The famous Dr. Johnson was an essayist, critic, and the author of the first English language dictionary. But he also dabbled in creative work—imitative poetry, one very bad play called Irene, and a novella called The History Of Rasselas, Prince Of Abissinia. It’s clear in all of his work that Johnson the critic superseded Johnson the creative—in his most famous poems, “London” and “The Vanity Of Human Wishes,” he paid homage to the style of the classical poet Juvenal, engaging with politics and philosophy to make his point. The History Of Rasselas was a parable arguing against slavery, and Irene was almost universally panned, even by Johnson himself. Either way, his creative efforts pale in comparison to his criticism—not only is it considered foundational to the study of English literature, but there’s also just a lot more of it. Johnson barely knocked out more than a few poems, and instead admired other works in his editing and essays.

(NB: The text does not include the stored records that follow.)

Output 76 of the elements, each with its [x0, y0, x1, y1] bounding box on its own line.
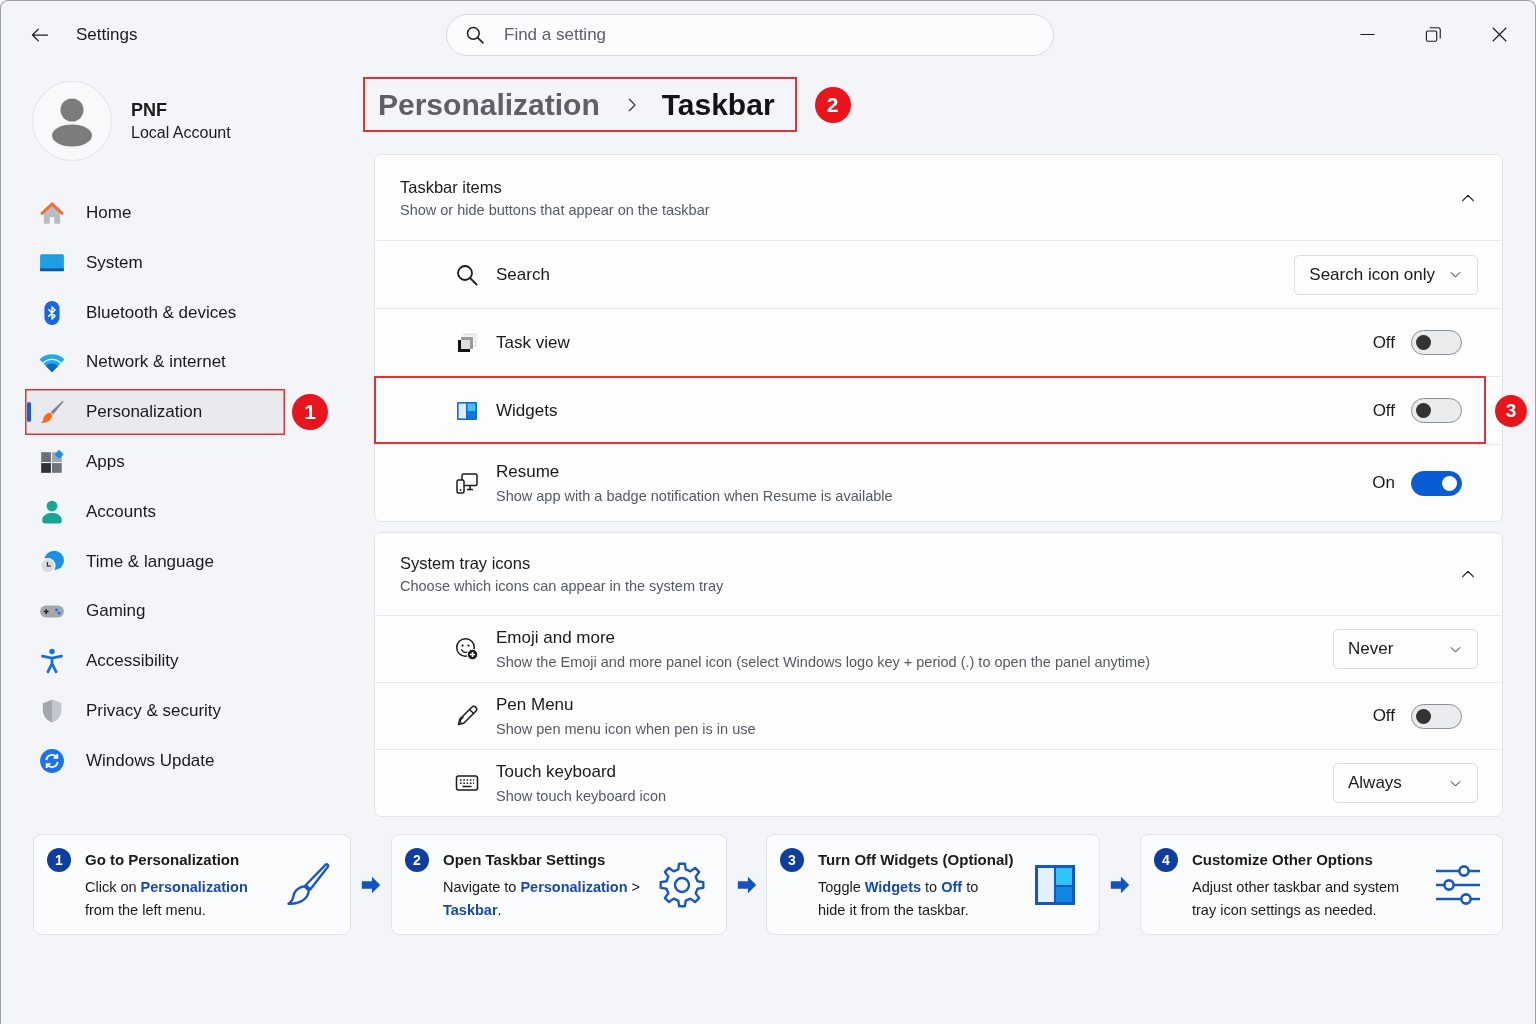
callout-badge: 2: [814, 86, 851, 123]
toggle-switch[interactable]: [1411, 703, 1462, 729]
avatar-icon: [32, 81, 112, 161]
smiley-plus-icon: [455, 637, 479, 661]
section-title: System tray icons: [400, 553, 532, 574]
sidebar-item[interactable]: Network & internet: [25, 339, 285, 386]
sidebar-item[interactable]: Accounts: [25, 488, 285, 535]
dropdown[interactable]: Always: [1333, 763, 1478, 803]
callout-badge: 3: [1495, 394, 1527, 427]
sidebar-item[interactable]: Windows Update: [25, 737, 285, 784]
step-number-badge: 1: [47, 848, 71, 872]
setting-description: Show touch keyboard icon: [496, 786, 667, 806]
sidebar-item[interactable]: Apps: [25, 439, 285, 485]
search-icon: [465, 24, 485, 45]
sidebar-item[interactable]: Gaming: [25, 588, 285, 635]
toggle-switch[interactable]: [1411, 470, 1462, 496]
search-field[interactable]: Find a setting: [446, 13, 1054, 56]
breadcrumb-parent[interactable]: Personalization: [378, 87, 600, 122]
setting-label: Resume: [496, 460, 561, 483]
step-text: Click on Personalization from the left menu.: [85, 878, 249, 920]
devices-icon: [455, 471, 479, 495]
dropdown[interactable]: Search icon only: [1294, 254, 1478, 295]
toggle-state-label: Off: [1372, 332, 1395, 353]
toggle-switch[interactable]: [1411, 330, 1462, 355]
toggle-state-label: Off: [1372, 400, 1395, 421]
search-icon: [455, 262, 479, 287]
refresh-icon: [39, 747, 65, 774]
window-title: Settings: [76, 24, 138, 45]
setting-description: Show the Emoji and more panel icon (select Windows logo key + period (.) to open the panel anytime): [496, 652, 1151, 672]
home-icon: [39, 200, 65, 226]
apps-grid-icon: [39, 449, 65, 475]
stacked-squares-icon: [455, 330, 479, 355]
sidebar-item[interactable]: System: [25, 239, 285, 286]
step-text: Navigate to Personalization > Taskbar.: [443, 878, 642, 920]
setting-label: Widgets: [496, 399, 558, 422]
setting-label: Pen Menu: [496, 693, 575, 716]
sidebar-item[interactable]: Privacy & security: [25, 687, 285, 734]
globe-clock-icon: [39, 548, 65, 575]
step-text: Adjust other taskbar and system tray icon settings as needed.: [1192, 878, 1401, 920]
setting-label: Search: [496, 263, 550, 286]
restore-icon[interactable]: [1425, 26, 1442, 43]
step-number-badge: 3: [780, 848, 804, 872]
sidebar-item[interactable]: Time & language: [25, 538, 285, 585]
dropdown[interactable]: Never: [1333, 629, 1478, 669]
pen-icon: [455, 704, 479, 728]
step-title: Turn Off Widgets (Optional): [818, 850, 1014, 870]
account-type: Local Account: [131, 123, 231, 143]
setting-description: Show app with a badge notification when Resume is available: [496, 486, 893, 506]
step-title: Go to Personalization: [85, 850, 241, 870]
section-description: Show or hide buttons that appear on the taskbar: [400, 200, 710, 220]
step-number-badge: 4: [1154, 848, 1178, 872]
sidebar-item[interactable]: Home: [25, 190, 285, 236]
toggle-state-label: On: [1372, 473, 1395, 493]
step-title: Customize Other Options: [1192, 850, 1374, 870]
setting-description: Show pen menu icon when pen is in use: [496, 719, 756, 739]
setting-label: Emoji and more: [496, 626, 617, 649]
toggle-state-label: Off: [1372, 706, 1395, 726]
callout-badge: 1: [292, 394, 328, 431]
step-number-badge: 2: [405, 848, 429, 872]
gear-icon: [658, 860, 706, 909]
setting-label: Touch keyboard: [496, 760, 618, 783]
step-title: Open Taskbar Settings: [443, 850, 607, 870]
accessibility-icon: [39, 648, 65, 675]
step-text: Toggle Widgets to Off to hide it from the taskbar.: [818, 878, 980, 920]
account-name: PNF: [131, 99, 168, 122]
sidebar-item[interactable]: Accessibility: [25, 638, 285, 685]
setting-label: Task view: [496, 331, 570, 354]
paintbrush-icon: [39, 399, 65, 426]
sidebar-item[interactable]: Personalization: [25, 389, 285, 436]
section-description: Choose which icons can appear in the system tray: [400, 577, 724, 596]
section-title: Taskbar items: [400, 176, 503, 198]
person-icon: [39, 498, 65, 525]
toggle-switch[interactable]: [1411, 398, 1462, 423]
sidebar-item[interactable]: Bluetooth & devices: [25, 289, 285, 336]
page-title: Taskbar: [661, 87, 775, 122]
close-icon[interactable]: [1491, 26, 1508, 43]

Greil Marcus and Langdon Winner, hoax musicians

The Masked Marauders, an album that appeared in 1969, was the rock-scene equivalent of a literary hoax. Greil Marcus, then the reviews editor of Rolling Stone, had become so fed up with the trend toward lousy, heavily promoted records by “supergroups” such as Blind Faith and CSNY that he cranked out a review of an imaginary bootleg of an Al Kooper-produced session featuring Bob Dylan, Mick Jagger, John Lennon, and Paul McCartney, performing together under the pseudonym The Masked Marauders, doing such numbers as “I Can’t Get No Nookie,” “Cow Pie,” and an 18-minute version of “Season Of The Witch.” Marcus tipped his hand by signing the review “T. M. Christian,” in tribute to The Magic Christian, Terry Southern’s novel about a rich, malicious prankster. Even so, the magazine was so deluged with requests for more information about how to obtain copies of the album—which Marcus had done his best to describe as unlistenable—that Marcus and fellow reviewer Langdon Winner enlisted the Cleanliness And Godliness Skiffle Band to cut an actual album along the lines of the review, with Winner sitting in on piano and backing vocals. (“T.M. Christian” provided the liner notes.) Boutique label Rhino Handmade reissued it in 2003 as The Complete Deity Recordings, limiting the run to 2,000 copies.